I'll let you have the last word.
Speaker 1 (10:34):
Yeah, you're absolutely right. When I went to medical school,
we did hear the adage of P equals MD, pass
equals MD. But you know what that is. It's not
good for us to go to the lowest common denominator.
We should really want to excel. And I think that's
the point. Was an article in the Newland Dural Medicine
that spoke to that effect that unfortunately this diminishment of
really any sort of distinction has become problematic because people
(10:56):
aren't striving as hard. And I think if in any avenue,
we want healthcare to have folks who are striving hard
again really excelling in every way, shape and form if
they can, and unfortunately we're losing that, and it's important
for us to focus on that.

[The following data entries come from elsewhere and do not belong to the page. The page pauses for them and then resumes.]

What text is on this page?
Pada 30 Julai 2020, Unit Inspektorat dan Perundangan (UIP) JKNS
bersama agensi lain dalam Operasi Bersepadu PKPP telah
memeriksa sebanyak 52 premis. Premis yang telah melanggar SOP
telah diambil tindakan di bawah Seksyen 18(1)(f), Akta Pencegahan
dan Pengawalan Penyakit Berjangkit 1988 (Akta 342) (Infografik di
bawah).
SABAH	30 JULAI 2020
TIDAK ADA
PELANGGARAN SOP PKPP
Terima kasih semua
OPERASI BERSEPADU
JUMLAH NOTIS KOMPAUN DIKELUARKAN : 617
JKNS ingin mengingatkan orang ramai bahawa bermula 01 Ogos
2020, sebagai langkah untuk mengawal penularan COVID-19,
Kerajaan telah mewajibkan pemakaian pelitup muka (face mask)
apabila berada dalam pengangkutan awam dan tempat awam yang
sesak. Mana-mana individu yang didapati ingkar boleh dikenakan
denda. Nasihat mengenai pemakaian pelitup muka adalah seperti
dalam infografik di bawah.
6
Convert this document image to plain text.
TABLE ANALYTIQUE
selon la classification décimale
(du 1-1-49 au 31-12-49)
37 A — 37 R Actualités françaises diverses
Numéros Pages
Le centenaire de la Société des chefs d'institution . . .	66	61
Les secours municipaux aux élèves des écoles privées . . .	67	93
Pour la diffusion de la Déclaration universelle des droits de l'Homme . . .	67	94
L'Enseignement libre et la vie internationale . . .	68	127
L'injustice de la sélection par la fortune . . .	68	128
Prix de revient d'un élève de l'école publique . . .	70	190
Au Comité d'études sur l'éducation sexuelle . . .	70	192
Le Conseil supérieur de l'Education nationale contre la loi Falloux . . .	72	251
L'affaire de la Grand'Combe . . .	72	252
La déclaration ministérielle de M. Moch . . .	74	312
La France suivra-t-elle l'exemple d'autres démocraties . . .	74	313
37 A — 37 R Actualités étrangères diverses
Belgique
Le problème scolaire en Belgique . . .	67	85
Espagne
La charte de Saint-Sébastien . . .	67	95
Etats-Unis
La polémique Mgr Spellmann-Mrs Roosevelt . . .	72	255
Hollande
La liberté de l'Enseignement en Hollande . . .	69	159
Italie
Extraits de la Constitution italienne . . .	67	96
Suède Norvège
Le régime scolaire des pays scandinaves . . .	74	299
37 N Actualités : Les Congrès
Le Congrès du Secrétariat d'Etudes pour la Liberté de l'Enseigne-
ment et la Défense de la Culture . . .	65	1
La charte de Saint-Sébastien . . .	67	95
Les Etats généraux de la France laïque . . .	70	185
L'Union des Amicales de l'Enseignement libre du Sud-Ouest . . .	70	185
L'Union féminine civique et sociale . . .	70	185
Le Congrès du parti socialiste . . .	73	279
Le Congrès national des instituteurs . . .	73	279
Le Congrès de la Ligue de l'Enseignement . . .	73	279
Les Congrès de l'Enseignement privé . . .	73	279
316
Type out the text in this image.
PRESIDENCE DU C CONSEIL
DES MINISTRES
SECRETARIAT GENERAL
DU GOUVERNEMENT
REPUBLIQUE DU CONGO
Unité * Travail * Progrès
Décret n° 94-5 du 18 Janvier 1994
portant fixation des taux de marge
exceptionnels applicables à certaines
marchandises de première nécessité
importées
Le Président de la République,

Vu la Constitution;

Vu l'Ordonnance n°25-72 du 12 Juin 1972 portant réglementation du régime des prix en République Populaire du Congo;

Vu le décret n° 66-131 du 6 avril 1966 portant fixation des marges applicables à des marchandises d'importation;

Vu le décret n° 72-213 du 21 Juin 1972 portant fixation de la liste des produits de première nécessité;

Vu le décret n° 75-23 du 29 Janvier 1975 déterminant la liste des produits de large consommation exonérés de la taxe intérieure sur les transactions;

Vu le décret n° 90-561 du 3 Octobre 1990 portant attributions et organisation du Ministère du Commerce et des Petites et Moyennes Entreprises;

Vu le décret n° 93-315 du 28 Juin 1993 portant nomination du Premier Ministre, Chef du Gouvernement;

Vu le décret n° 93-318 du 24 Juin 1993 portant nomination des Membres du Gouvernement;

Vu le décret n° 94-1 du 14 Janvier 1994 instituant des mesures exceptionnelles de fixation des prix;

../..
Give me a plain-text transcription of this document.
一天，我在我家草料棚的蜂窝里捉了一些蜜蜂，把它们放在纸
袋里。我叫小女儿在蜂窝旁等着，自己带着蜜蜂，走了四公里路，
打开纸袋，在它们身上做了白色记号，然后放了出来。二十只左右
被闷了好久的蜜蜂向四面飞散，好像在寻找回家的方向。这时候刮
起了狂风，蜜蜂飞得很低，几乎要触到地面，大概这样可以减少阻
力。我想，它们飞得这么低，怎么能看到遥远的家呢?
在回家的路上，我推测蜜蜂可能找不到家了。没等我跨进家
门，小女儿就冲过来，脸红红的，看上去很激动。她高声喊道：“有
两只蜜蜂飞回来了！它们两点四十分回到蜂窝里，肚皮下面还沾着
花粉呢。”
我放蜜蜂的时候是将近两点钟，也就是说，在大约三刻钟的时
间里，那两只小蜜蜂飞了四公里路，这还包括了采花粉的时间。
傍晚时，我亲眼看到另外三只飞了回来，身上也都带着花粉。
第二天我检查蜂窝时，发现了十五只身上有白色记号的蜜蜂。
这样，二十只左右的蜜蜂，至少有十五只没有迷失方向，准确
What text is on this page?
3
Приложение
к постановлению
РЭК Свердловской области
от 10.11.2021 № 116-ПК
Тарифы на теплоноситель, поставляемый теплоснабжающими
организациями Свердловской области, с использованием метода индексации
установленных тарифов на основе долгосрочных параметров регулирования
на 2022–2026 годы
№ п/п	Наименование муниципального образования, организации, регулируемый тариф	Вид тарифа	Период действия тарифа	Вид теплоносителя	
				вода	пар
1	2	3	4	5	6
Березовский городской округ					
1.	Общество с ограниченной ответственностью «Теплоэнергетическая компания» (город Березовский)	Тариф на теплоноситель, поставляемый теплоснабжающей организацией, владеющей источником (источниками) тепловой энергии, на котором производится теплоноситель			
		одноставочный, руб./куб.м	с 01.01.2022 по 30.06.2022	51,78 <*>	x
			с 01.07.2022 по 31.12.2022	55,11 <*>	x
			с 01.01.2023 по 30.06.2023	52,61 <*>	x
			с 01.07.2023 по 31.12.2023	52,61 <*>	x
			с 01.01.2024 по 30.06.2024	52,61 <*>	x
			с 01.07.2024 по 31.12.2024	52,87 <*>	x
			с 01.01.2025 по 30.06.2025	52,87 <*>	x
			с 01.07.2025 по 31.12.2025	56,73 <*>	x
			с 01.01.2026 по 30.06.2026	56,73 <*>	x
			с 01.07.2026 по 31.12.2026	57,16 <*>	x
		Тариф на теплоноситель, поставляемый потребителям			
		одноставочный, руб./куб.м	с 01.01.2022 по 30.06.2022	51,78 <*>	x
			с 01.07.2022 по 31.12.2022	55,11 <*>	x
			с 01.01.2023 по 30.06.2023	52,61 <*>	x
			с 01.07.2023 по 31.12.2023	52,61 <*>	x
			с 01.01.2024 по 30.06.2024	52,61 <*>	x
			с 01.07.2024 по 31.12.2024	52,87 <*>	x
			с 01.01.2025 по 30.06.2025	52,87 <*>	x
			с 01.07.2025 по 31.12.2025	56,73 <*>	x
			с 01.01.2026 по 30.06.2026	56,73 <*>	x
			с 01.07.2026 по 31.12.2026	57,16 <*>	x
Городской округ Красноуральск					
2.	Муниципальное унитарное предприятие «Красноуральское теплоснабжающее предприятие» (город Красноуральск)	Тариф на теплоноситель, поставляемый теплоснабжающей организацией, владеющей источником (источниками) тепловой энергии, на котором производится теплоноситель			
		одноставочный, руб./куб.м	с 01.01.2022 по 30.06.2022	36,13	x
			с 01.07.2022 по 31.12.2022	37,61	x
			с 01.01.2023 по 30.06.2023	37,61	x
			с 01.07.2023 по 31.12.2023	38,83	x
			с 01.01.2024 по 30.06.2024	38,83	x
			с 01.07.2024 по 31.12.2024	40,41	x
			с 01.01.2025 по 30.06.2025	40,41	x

And you know, we'd
love to have folks join Do No Harm, to really
join us in this cause of getting identity politics out
(11:17):
of medicine where at do noharmedicine dot org and likewise
keeping kids safe from gender ideology.
Speaker 2 (11:22):
Doctor Kurt Mascelli, I put a link on my blog
today if people are driving so they don't have to
remember that. I appreciate your time today and I'll be
watching to see what happens at the University of Connecticut
because of your organization.
Speaker 1 (11:35):
Appreciate it. Mandie, thank you so much.